Antes de registrar os eventos do período de criação da AMAFRO, é preciso registrar algumas iniciativas anteriores surgidas na Bahia, entre as quais a proposição de Juanita Elbein, que junto com o Mestre Didi, criaram a SECNEB - Sociedade de Estudos da Cultura Negra no Brasil, entidade importante na valorização da necessidade de se criar um Museu específico sobre a cultura afro-brasileira.

Também foram criados memoriais em terreiros de candomblé, como o de Mãe Menininha do Gantois, o do Ilê Axé Apó Afonjá, orientado por Mãe Stella de Oxossi, e ainda o de Mãe Mirinha, no Portão.
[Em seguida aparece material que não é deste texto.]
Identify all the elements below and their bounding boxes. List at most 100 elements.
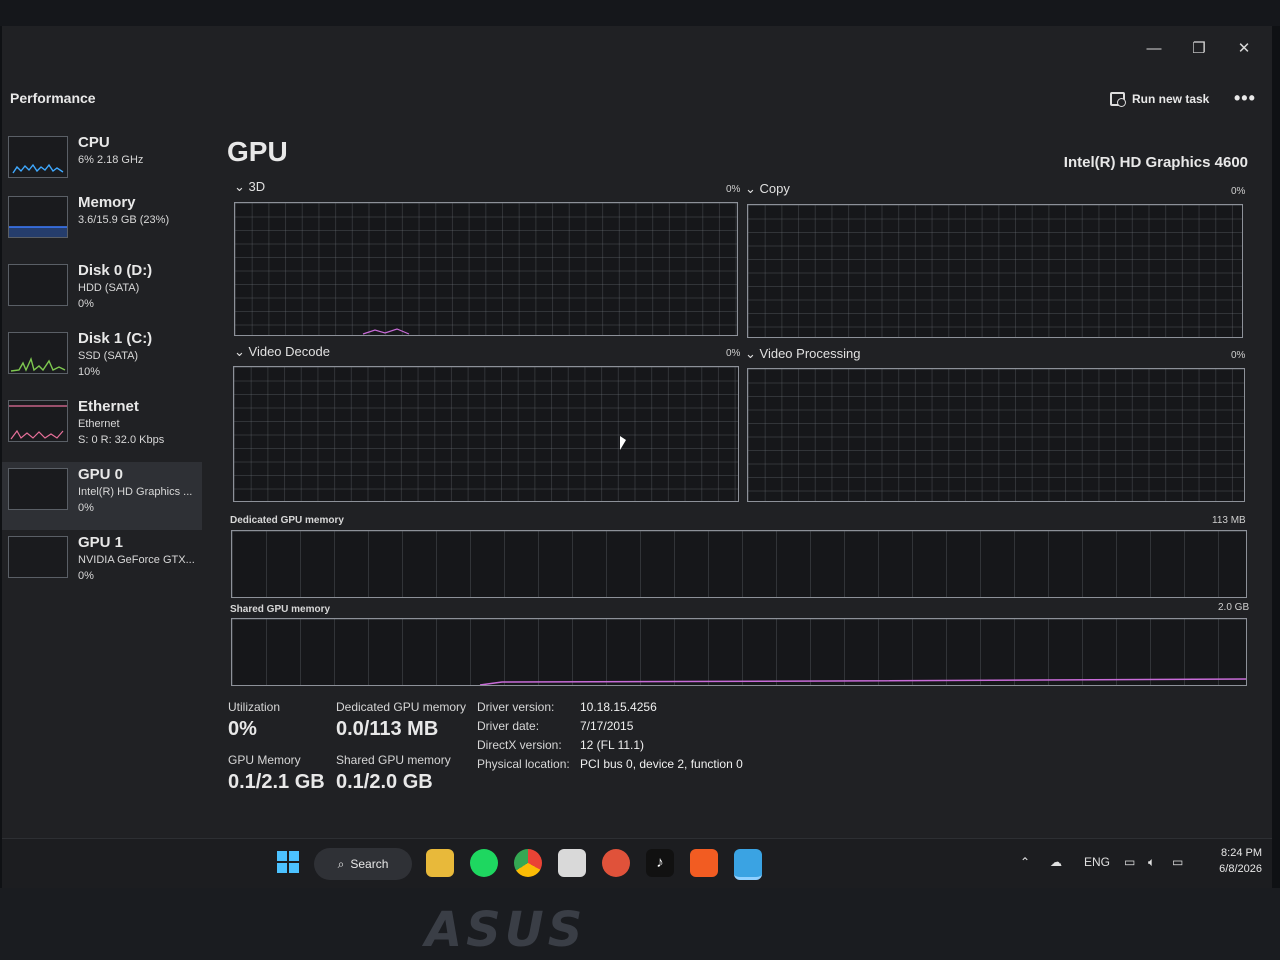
engine-3d-percent: 0% (726, 184, 741, 195)
sidebar-item-memory[interactable]: Memory 3.6/15.9 GB (23%) (2, 190, 202, 258)
sidebar-item-cpu[interactable]: CPU 6% 2.18 GHz (2, 130, 202, 198)
spotify-icon[interactable] (470, 849, 498, 877)
brave-icon[interactable] (690, 849, 718, 877)
disk1-thumbnail-graph (8, 332, 68, 374)
file-explorer-icon[interactable] (426, 849, 454, 877)
tray-overflow-chevron-icon[interactable]: ⌃ (1020, 855, 1030, 869)
gpu-model-name: Intel(R) HD Graphics 4600 (1063, 154, 1248, 171)
driver-date-value: 7/17/2015 (580, 719, 634, 733)
run-new-task-button[interactable]: Run new task (1110, 92, 1210, 107)
chrome-icon[interactable] (514, 849, 542, 877)
sidebar-item-name: CPU (78, 134, 110, 151)
sidebar-item-detail: SSD (SATA) (78, 350, 139, 362)
engine-video-decode-graph (233, 366, 739, 502)
screen-bezel-top (0, 0, 1280, 26)
engine-label: Copy (759, 181, 790, 196)
system-clock[interactable]: 8:24 PM 6/8/2026 (1202, 845, 1262, 877)
clock-date: 6/8/2026 (1219, 863, 1262, 875)
network-icon[interactable]: ▭ (1124, 855, 1135, 869)
dedicated-memory-graph (231, 530, 1247, 598)
engine-label: Video Decode (248, 344, 330, 359)
directx-version-value: 12 (FL 11.1) (580, 738, 645, 752)
more-options-button[interactable]: ••• (1234, 88, 1256, 109)
utilization-label: Utilization (228, 700, 281, 714)
engine-video-processing-percent: 0% (1231, 350, 1246, 361)
sidebar-item-value: 0% (78, 298, 94, 310)
task-manager-window: — ❐ ✕ Performance Run new task ••• CPU 6… (2, 26, 1272, 888)
engine-3d-graph (234, 202, 738, 336)
shared-memory-max: 2.0 GB (1218, 602, 1250, 613)
sidebar-item-name: Ethernet (78, 398, 139, 415)
mouse-pointer (620, 436, 626, 450)
run-new-task-label: Run new task (1132, 92, 1210, 106)
taskbar: ⌕ Search ♪ ⌃ ☁ ENG ▭ 🔈︎ ▭ 8:24 PM 6/8/20… (2, 838, 1272, 888)
physical-location-value: PCI bus 0, device 2, function 0 (580, 757, 743, 771)
page-title: Performance (10, 90, 96, 106)
engine-dropdown-3d[interactable]: ⌄ 3D (234, 179, 265, 195)
asus-logo: ASUS (425, 902, 587, 958)
tiktok-icon[interactable]: ♪ (646, 849, 674, 877)
sidebar-item-disk1[interactable]: Disk 1 (C:) SSD (SATA) 10% (2, 326, 202, 394)
gpu1-thumbnail-graph (8, 536, 68, 578)
search-icon: ⌕ (337, 856, 345, 871)
physical-location-label: Physical location: (477, 757, 570, 771)
driver-date-label: Driver date: (477, 719, 540, 733)
sidebar-item-gpu1[interactable]: GPU 1 NVIDIA GeForce GTX... 0% (2, 530, 202, 598)
engine-copy-graph (747, 204, 1243, 338)
clock-time: 8:24 PM (1221, 847, 1262, 859)
sidebar-item-ethernet[interactable]: Ethernet Ethernet S: 0 R: 32.0 Kbps (2, 394, 202, 462)
directx-version-label: DirectX version: (477, 738, 562, 752)
sidebar-item-name: Memory (78, 194, 136, 211)
sidebar-item-name: Disk 1 (C:) (78, 330, 153, 347)
ethernet-thumbnail-graph (8, 400, 68, 442)
engine-dropdown-copy[interactable]: ⌄ Copy (745, 181, 790, 197)
memory-thumbnail-graph (8, 196, 68, 238)
utilization-value: 0% (228, 718, 257, 740)
sidebar-item-name: GPU 0 (78, 466, 124, 483)
sidebar-item-detail: Intel(R) HD Graphics ... (78, 486, 193, 498)
dedicated-gpu-memory-label: Dedicated GPU memory (336, 700, 467, 714)
taskbar-search[interactable]: ⌕ Search (314, 848, 412, 880)
task-manager-taskbar-icon[interactable] (734, 849, 762, 880)
sidebar-item-disk0[interactable]: Disk 0 (D:) HDD (SATA) 0% (2, 258, 202, 326)
gpu-memory-label: GPU Memory (228, 753, 301, 767)
sidebar-item-detail: Ethernet (78, 418, 120, 430)
driver-version-label: Driver version: (477, 700, 555, 714)
language-indicator[interactable]: ENG (1084, 855, 1110, 869)
sidebar-item-value: S: 0 R: 32.0 Kbps (78, 434, 165, 446)
engine-dropdown-video-processing[interactable]: ⌄ Video Processing (745, 346, 860, 362)
minimize-button[interactable]: — (1137, 36, 1171, 62)
sidebar-item-detail: 6% 2.18 GHz (78, 154, 144, 166)
shared-gpu-memory-value: 0.1/2.0 GB (336, 771, 433, 793)
dedicated-gpu-memory-value: 0.0/113 MB (336, 718, 439, 740)
engine-video-decode-percent: 0% (726, 348, 741, 359)
windows-logo-icon (277, 851, 299, 873)
dedicated-memory-graph-label: Dedicated GPU memory (230, 515, 344, 526)
driver-version-value: 10.18.15.4256 (580, 700, 657, 714)
battery-icon[interactable]: ▭ (1172, 855, 1183, 869)
weather-icon[interactable]: ☁ (1050, 855, 1062, 869)
engine-label: Video Processing (759, 346, 861, 361)
shared-memory-graph-label: Shared GPU memory (230, 604, 331, 615)
shared-gpu-memory-label: Shared GPU memory (336, 753, 451, 767)
engine-label: 3D (248, 179, 266, 194)
notepad-icon[interactable] (558, 849, 586, 877)
gpu-heading: GPU (227, 136, 288, 167)
cpu-thumbnail-graph (8, 136, 68, 178)
engine-copy-percent: 0% (1231, 186, 1246, 197)
engine-video-processing-graph (747, 368, 1245, 502)
disk0-thumbnail-graph (8, 264, 68, 306)
shared-memory-graph (231, 618, 1247, 686)
maximize-button[interactable]: ❐ (1182, 36, 1216, 62)
engine-dropdown-video-decode[interactable]: ⌄ Video Decode (234, 344, 330, 360)
app-circle-icon[interactable] (602, 849, 630, 877)
run-task-icon (1110, 92, 1126, 107)
screen-bezel-bottom (0, 888, 1280, 960)
volume-icon[interactable]: 🔈︎ (1148, 855, 1155, 870)
sidebar: CPU 6% 2.18 GHz Memory 3.6/15.9 GB (23%)… (2, 130, 202, 598)
sidebar-item-value: 0% (78, 570, 94, 582)
start-button[interactable] (274, 849, 302, 877)
sidebar-item-value: 0% (78, 502, 94, 514)
close-button[interactable]: ✕ (1227, 36, 1261, 62)
sidebar-item-gpu0[interactable]: GPU 0 Intel(R) HD Graphics ... 0% (2, 462, 202, 530)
O resgate destes precursores é fundamental, como é desnecessário dizer que surgiram em outros Estados iniciativas correspondentes, sendo que o Museu Afro, localizado na antiga Escola de Medicina, com origem no CEAO/UFBA é pioneiro oficial de grande importância. Segue-se a esta tendência de preservação e reflexão, o magnífico Museu Afro-Brasil, criado em São Paulo por Emanoel Araújo.

A criação da AMAFRO foi fundamental para o projeto de instalação do MUNCAB na Bahia. Seus fundamentos estatutários foram consagrados numa ampla assembléia que reuniu políticos, cientistas, historiadores, economistas, antropólogos, artistas, representantes de terreiros, blocos afros, educadores, pesquisadores, pensadores e militantes da causa negra, oriundos de diversas tendências, unidos pelo ideal do resgate e pela missão de inverter os sinais históricos da negação, afirmando a pluralidade cultural, a liberdade de culto, o respeito às diferenças.
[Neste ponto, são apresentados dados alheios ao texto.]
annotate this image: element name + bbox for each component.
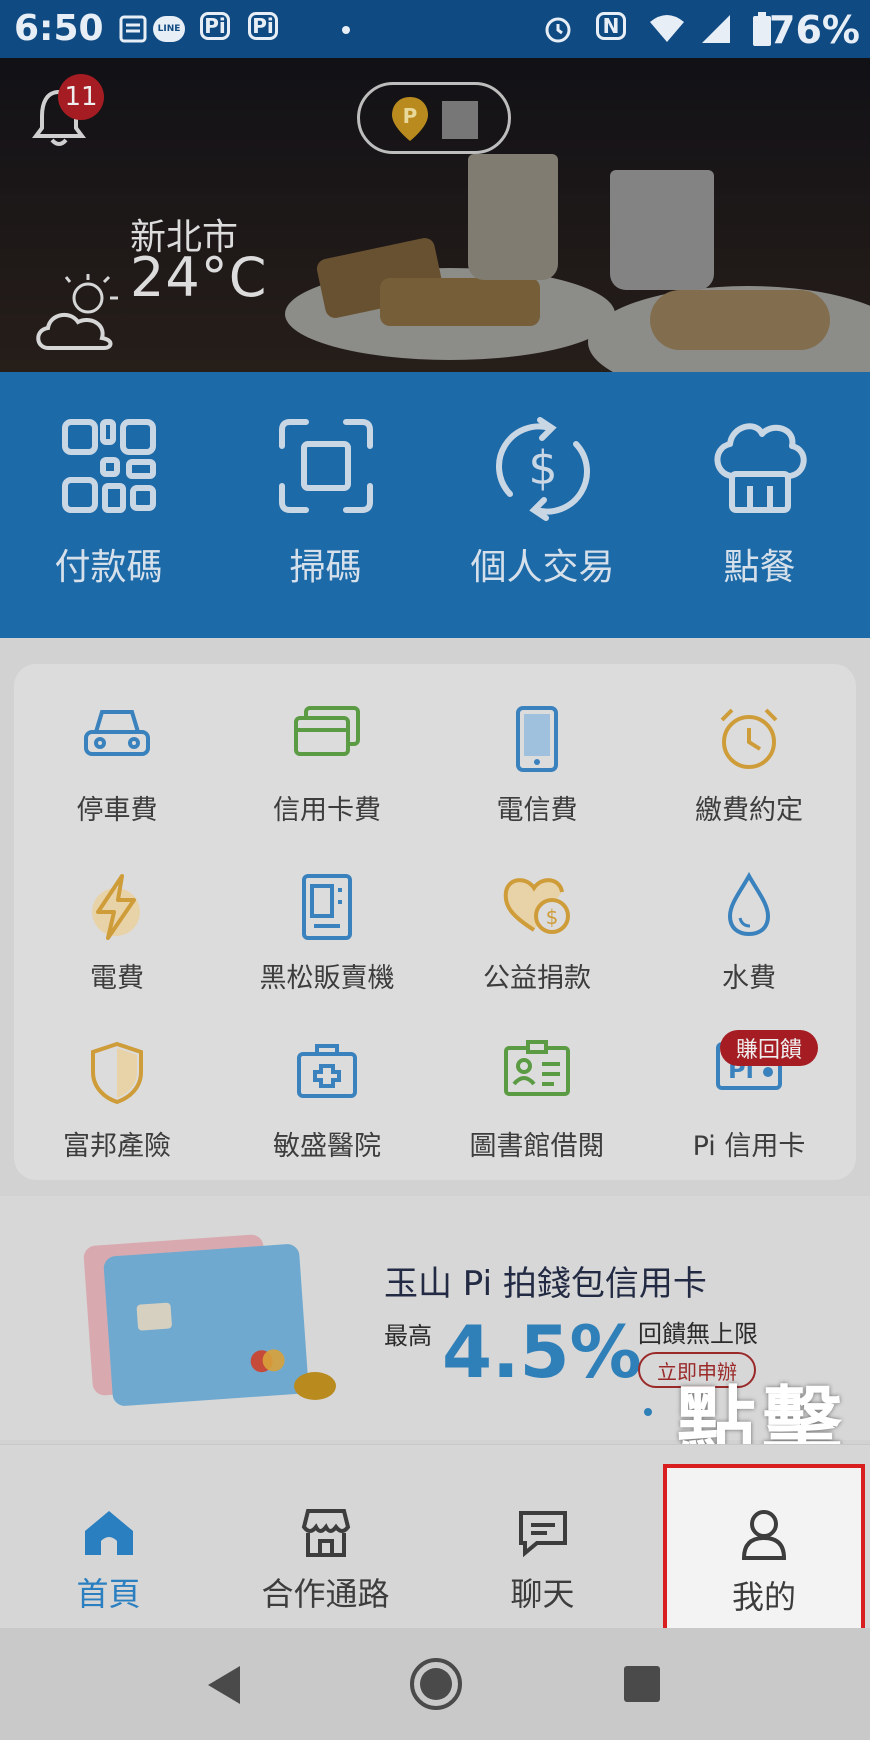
service-label: 富邦產險 [63,1131,171,1162]
carousel-dot[interactable] [644,1408,652,1416]
medical-kit-icon [297,1044,357,1098]
svg-text:P: P [403,104,418,128]
nav-label: 我的 [731,1578,796,1616]
nav-label: 首頁 [76,1575,141,1613]
status-time: 6:50 [14,8,104,49]
quick-actions-bar: 付款碼 掃碼 $ 個人交易 點餐 [0,372,870,638]
promo-prefix: 最高 [384,1322,432,1350]
notes-icon [118,12,148,46]
shield-icon [91,1041,143,1105]
home-circle-icon[interactable] [408,1656,464,1716]
pi-icon: Pi [248,12,278,40]
service-label: 黑松販賣機 [259,963,395,994]
chef-hat-icon [714,423,806,513]
recent-apps-icon[interactable] [624,1666,660,1702]
home-icon [84,1511,133,1555]
notification-badge: 11 [58,74,104,120]
donation-button[interactable]: $ 公益捐款 [432,834,642,1000]
service-label: 水費 [722,963,776,994]
fubon-insurance-button[interactable]: 富邦產險 [12,1002,222,1168]
scan-button[interactable]: 掃碼 [217,372,434,638]
service-label: 公益捐款 [483,963,591,994]
water-drop-icon [727,872,771,937]
nav-label: 合作通路 [261,1575,390,1613]
electricity-fee-button[interactable]: 電費 [12,834,222,1000]
donation-icon: $ [503,878,570,934]
line-icon-label: LINE [153,16,185,42]
location-coin-icon: P [390,95,430,141]
credit-card-icon [294,706,360,756]
points-pill[interactable]: P [357,82,511,154]
reward-badge: 賺回饋 [720,1030,818,1066]
service-label: 停車費 [76,795,158,826]
library-card-icon [504,1040,570,1096]
svg-text:$: $ [528,441,557,495]
payment-code-button[interactable]: 付款碼 [0,372,217,638]
service-label: Pi 信用卡 [692,1131,806,1162]
nav-home[interactable]: 首頁 [0,1445,217,1629]
phone-icon [516,706,558,772]
scan-icon [278,419,373,513]
card-front-image [103,1243,309,1407]
chat-icon [518,1511,567,1558]
pi-credit-card-button[interactable]: Pi Pi 信用卡 [644,1002,854,1168]
dot-icon [342,26,350,34]
service-label: 圖書館借閱 [469,1131,605,1162]
service-label: 繳費約定 [695,795,803,826]
quick-action-label: 付款碼 [54,547,163,588]
promo-rate: 4.5% [442,1310,642,1394]
nav-label: 聊天 [510,1575,575,1613]
promo-subtitle: 回饋無上限 [638,1320,758,1348]
system-navigation-bar [0,1628,870,1740]
service-label: 信用卡費 [273,795,381,826]
wifi-icon [648,12,686,46]
nav-partners[interactable]: 合作通路 [217,1445,434,1629]
order-food-button[interactable]: 點餐 [651,372,868,638]
credit-card-fee-button[interactable]: 信用卡費 [222,666,432,832]
alarm-clock-icon [720,708,778,769]
service-label: 敏盛醫院 [273,1131,381,1162]
user-icon [667,1508,861,1566]
nfc-icon: N [596,12,626,40]
personal-transaction-button[interactable]: $ 個人交易 [434,372,651,638]
line-icon: LINE [152,12,186,46]
service-label: 電信費 [496,795,578,826]
telecom-fee-button[interactable]: 電信費 [432,666,642,832]
water-fee-button[interactable]: 水費 [644,834,854,1000]
battery-percent: 76% [769,8,860,52]
car-icon [84,710,150,756]
weather-temperature: 24°C [130,246,268,309]
points-value-masked [442,101,478,139]
qr-code-icon [61,419,156,513]
promo-title: 玉山 Pi 拍錢包信用卡 [384,1264,707,1304]
store-icon [301,1509,350,1557]
signal-icon [700,12,732,46]
lightning-icon [92,874,140,940]
vending-machine-icon [302,874,352,940]
parking-fee-button[interactable]: 停車費 [12,666,222,832]
quick-action-label: 個人交易 [470,547,615,588]
pi-icon: Pi [200,12,230,40]
quick-action-label: 點餐 [723,547,796,588]
cloudy-sun-icon [32,268,124,362]
coins-icon [294,1372,336,1400]
vending-machine-button[interactable]: 黑松販賣機 [222,834,432,1000]
alarm-icon [542,12,574,46]
service-label: 電費 [90,963,144,994]
minsheng-hospital-button[interactable]: 敏盛醫院 [222,1002,432,1168]
nav-chat[interactable]: 聊天 [434,1445,651,1629]
library-button[interactable]: 圖書館借閱 [432,1002,642,1168]
payment-schedule-button[interactable]: 繳費約定 [644,666,854,832]
svg-text:$: $ [546,905,559,929]
dollar-exchange-icon: $ [495,417,590,521]
quick-action-label: 掃碼 [289,547,362,588]
back-icon[interactable] [204,1664,244,1710]
status-bar: 6:50 LINE Pi Pi N 76% [0,0,870,58]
Entre os pioneiros que se empenharam na sua criação, estão Carlos Augusto Marighella e Ubiratan Castro, cujas presenças (e aqui me incluo) estimularam as adesões que estão registradas na ata de criação da entidade. Em 4 anos, a assembléia elegeu duas diretorias, responsáveis pelos avanços que a entidade alcançou. Hoje, vários nomes contribuem na vitoriosa jornada da entidade, que anuncia para o próximo ano a inauguração do MUNCAB. Lutam diariamente, sem alarde, afastando entraves, construindo oportunidades, nomes como o de Jaime Sodré, Nerivaldo Almeida, Ivanilton Santos Silva, Maria Augusta Rosa Rocha, Eulampia Reiber, Nelson Mendes, Samuel Vida, Lamartine Lima, Dr Heraldo Moura Costa, Vovô do Ilê, Osmar Sepúlveda, Alexandre Laci, Clarindo Silva, Wanda Sá Barreto, Ivete Sacramento, Lucivone Carpintero, Oswalrízio Santos, Wanda Sá Barreto, Heloisa e Maria José Capinan, além dos representantes de terreiros e entidades, entre outros participantes.